Treatment for Swallowing;
If it’s a residential care facility where any of your patients resides, you have to be punctual about that visit. Usually you will find patients there who are being admitted to the hospital for dehydration and "altered mental status”, and mostly they just recently came back home. Doctors will most likely prescribe syrups that are honey-thick, a very thick viscosity that is worrying given the patient’s history of dehydration.
To find out if a swallow study had been performed, the SLP calls the hospital. The call not only confirms that but also it's crucial to take the time to get in touch with the patient's previous SLP to further know about the history of that patient. The SLP then will write a new diet prescription after successfully experimenting with nectar-thick beverages to take the upgrading into consideration. This is when the patient is tolerating the normal thin drinks that the SLP tested with no aspiration problems or indicators.
Quick Stop by the Office;
If close by, a drop by at the home care office of the employer is good for the SLP. The SLPs can use the restrooms, freshen up or fill their bottles with water etc. Furthermore, the SLP can also drop off the paperwork that needs to be scanned and uploaded to the patients' online charts.
Education for Swallowing;
Maybe there is an extremely elderly patient who resides in a senior living high-rise is one of the patients for the day. The SLP must check with the agency program to see whether the necessary documentation has already been completed. Usually a physical therapist has seen the patient there every time since the patient’s accident and has finished the required paperwork. The SLP then suggests a pureed diet for the patient in case he/she has trouble swallowing soft meals. During the session, the SLP also must show the patient’s guardian or attendant how to purée her meal, for example meat in the blender, which the patient can subsequently eat effectively and safely.
Time to Go Home;
After traveling many miles that day to see the patients, the SLP is advised to stop at the gas station to refuel for the next day, so there will be no hassle in the morning. Anything needed in the morning from stationary to patient’s requirements must also be obtained in the evening before or while going home. This makes for a good and professional SLP.

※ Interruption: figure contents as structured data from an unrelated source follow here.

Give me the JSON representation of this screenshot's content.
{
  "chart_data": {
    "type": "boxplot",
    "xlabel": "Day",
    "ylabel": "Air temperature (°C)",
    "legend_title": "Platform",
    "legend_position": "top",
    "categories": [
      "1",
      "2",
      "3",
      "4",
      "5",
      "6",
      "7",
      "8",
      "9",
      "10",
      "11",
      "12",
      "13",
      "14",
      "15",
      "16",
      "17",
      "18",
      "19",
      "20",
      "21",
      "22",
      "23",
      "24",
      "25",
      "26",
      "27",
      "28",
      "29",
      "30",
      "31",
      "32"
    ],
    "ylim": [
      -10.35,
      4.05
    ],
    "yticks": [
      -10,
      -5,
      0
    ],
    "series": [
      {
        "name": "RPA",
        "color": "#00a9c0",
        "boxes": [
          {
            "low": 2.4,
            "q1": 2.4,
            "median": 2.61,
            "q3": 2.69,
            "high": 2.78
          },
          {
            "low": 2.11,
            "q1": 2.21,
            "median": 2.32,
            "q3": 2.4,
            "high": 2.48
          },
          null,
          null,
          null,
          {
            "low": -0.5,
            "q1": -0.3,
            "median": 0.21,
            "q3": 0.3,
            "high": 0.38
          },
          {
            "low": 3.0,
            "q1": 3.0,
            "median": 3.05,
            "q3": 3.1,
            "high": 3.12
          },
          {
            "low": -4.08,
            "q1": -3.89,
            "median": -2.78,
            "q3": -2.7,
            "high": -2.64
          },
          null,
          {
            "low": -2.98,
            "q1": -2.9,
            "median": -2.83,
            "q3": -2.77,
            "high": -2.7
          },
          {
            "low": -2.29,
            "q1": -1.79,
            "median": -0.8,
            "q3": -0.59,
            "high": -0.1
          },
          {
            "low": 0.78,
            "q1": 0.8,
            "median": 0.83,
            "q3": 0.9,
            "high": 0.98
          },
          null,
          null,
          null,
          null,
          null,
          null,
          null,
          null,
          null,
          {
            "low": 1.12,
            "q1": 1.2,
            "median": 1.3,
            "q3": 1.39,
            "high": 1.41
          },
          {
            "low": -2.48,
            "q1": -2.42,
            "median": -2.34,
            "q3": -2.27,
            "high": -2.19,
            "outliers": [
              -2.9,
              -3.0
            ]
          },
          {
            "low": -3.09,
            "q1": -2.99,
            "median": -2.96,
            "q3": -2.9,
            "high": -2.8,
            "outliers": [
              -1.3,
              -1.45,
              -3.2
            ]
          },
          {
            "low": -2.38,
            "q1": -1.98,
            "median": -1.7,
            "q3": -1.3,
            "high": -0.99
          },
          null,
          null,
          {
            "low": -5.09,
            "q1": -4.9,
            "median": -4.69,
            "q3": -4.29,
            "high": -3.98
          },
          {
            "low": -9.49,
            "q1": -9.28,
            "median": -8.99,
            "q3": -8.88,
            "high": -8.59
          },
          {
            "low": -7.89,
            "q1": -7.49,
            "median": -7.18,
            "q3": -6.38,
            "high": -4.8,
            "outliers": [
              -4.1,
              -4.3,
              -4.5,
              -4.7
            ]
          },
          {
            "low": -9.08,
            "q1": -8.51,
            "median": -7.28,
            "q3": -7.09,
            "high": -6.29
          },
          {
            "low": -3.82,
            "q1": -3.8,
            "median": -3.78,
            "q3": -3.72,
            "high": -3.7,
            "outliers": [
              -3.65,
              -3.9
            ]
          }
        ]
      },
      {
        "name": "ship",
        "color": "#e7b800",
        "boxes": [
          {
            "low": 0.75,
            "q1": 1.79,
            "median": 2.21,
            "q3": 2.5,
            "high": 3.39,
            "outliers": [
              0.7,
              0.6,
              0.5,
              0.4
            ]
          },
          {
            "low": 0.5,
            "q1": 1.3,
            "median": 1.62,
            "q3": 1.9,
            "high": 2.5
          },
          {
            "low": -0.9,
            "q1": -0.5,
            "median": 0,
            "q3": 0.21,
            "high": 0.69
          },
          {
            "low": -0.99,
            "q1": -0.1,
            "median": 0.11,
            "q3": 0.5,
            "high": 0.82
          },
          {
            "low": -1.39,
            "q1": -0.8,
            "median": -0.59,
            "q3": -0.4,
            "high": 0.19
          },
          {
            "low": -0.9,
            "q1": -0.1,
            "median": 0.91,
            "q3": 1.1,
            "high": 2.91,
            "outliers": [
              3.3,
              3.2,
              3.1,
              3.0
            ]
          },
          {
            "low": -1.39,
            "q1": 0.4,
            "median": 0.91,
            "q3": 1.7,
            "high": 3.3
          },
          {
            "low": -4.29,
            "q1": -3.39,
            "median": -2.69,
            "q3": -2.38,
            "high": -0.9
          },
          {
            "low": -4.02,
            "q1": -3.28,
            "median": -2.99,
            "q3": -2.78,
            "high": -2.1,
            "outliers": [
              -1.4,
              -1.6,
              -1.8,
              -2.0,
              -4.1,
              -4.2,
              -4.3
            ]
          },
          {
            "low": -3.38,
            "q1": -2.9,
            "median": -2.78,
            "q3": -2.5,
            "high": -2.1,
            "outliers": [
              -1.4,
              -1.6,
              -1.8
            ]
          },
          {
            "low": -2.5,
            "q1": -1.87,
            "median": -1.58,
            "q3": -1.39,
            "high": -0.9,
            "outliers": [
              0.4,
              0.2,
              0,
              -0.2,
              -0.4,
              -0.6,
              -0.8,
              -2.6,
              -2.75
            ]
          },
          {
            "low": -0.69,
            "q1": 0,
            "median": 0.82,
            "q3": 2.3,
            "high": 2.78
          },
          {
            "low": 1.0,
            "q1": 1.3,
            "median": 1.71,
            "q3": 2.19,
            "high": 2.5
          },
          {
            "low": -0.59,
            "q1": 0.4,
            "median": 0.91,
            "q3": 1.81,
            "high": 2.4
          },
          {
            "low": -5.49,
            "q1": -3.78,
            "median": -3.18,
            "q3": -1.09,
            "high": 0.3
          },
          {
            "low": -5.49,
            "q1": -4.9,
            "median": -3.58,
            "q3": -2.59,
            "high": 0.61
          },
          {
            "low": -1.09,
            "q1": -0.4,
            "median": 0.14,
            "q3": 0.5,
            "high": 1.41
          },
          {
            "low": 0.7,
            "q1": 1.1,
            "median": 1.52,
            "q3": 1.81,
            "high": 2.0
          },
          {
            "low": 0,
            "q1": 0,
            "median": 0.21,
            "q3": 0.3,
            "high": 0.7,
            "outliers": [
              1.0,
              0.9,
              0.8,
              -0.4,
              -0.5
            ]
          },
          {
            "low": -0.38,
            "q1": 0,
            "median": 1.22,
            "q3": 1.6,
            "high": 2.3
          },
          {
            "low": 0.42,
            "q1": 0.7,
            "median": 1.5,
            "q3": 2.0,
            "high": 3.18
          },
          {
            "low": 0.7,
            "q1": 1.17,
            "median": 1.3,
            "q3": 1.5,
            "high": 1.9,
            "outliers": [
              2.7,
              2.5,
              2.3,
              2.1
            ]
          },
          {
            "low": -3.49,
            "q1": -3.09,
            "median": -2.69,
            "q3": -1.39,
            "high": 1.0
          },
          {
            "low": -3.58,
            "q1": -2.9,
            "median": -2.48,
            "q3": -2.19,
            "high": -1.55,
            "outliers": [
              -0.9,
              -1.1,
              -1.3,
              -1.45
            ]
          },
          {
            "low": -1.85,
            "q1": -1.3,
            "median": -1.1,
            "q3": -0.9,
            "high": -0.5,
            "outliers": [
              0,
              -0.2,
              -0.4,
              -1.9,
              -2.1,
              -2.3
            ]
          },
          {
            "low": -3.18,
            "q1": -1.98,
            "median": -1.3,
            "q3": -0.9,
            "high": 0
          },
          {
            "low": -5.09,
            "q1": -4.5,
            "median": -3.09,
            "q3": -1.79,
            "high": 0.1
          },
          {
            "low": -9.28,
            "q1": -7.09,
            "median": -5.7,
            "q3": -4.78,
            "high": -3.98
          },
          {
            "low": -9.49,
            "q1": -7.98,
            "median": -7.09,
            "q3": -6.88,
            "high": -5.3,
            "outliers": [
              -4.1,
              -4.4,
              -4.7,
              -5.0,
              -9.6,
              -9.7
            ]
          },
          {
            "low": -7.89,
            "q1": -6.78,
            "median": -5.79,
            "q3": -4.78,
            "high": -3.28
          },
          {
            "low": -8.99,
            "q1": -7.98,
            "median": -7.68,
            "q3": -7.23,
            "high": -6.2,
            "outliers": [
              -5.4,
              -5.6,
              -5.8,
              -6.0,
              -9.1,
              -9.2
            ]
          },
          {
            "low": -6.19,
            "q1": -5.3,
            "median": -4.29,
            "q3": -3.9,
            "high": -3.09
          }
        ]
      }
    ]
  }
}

Document Record-Keeping & Scheduling;
When I go home, I plan my patients for the next day, coordinate visits with other specialties as necessary, and finish my paperwork, which isn't too time-consuming today because I didn't have any new assessments, discharges, or OASIS Medicare forms to finish.
A Day's Work of Home Health;
Even if an SLP just sees four to five people in a day, it’s really exhausting as it also includes driving so much. If the SLP is able to complete all of the appointments, it is considered a good day. There are days when a patient cancels or is rushed into the hospital, which completely messes up the schedule, maybe because patients are spread out so far apart or have different time of the day. An SLP should enjoy working with patients in their residential homes or facilities on a regular basis. He/She must be eager to learn and encourage carryover, despite the special challenges that come with working in home health.